Season-Level Leaderboards
For building datasets across all players in a season, the season stats pages are the entry point:
def scrape_season_stats(year: int, stat_type: str = "passing") -> pd.DataFrame | None:
"""
Scrape full season stats for all players.
stat_type: 'passing', 'rushing', 'receiving', 'defense', 'kicking'
"""
url = f"https://www.pro-football-reference.com/years/{year}/{stat_type}.htm"
soup = get_soup(url)
table = get_table(soup, stat_type)
if table is None:
# Try alternate table IDs
for alt_id in [f"{stat_type}_stats", "stats"]:
table = get_table(soup, alt_id)
if table:
break
if table is None:
return None
df = pd.read_html(StringIO(str(table)))[0]

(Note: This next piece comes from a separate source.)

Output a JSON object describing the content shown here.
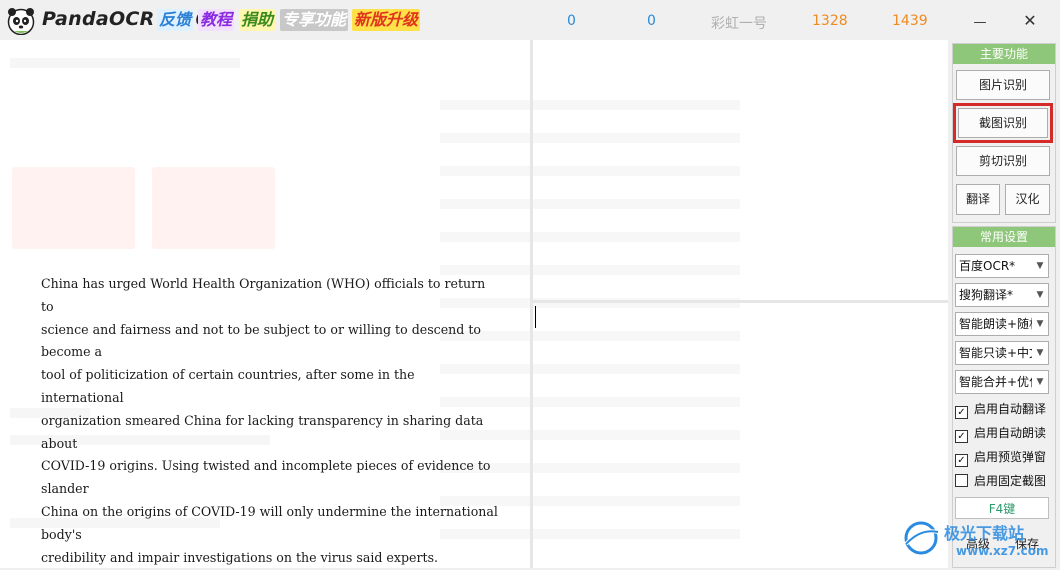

# Remove repeated header rows
if "Rk" in df.columns:
df = df[pd.to_numeric(df["Rk"], errors="coerce").notna()]
# Drop rank column
df = df.drop(columns=["Rk"], errors="ignore")
df = df.reset_index(drop=True)
return df
# Get all passers for the 2024 season
passers_2024 = scrape_season_stats(2024, "passing")
if passers_2024 is not None:
print(f"Total passers: {len(passers_2024)}")
top5 = passers_2024.nlargest(5, "Yds") if "Yds" in passers_2024.columns else passers_2024.head(5)
print(top5[["Player", "Tm", "G", "Att", "Yds", "TD", "Int"]].to_string())
Extracting Advanced Metrics
The advanced stats pages contain metrics not available on standard leaderboards:
def scrape_advanced_passing(year: int) -> pd.DataFrame | None:
"""Scrape advanced passing stats for a season."""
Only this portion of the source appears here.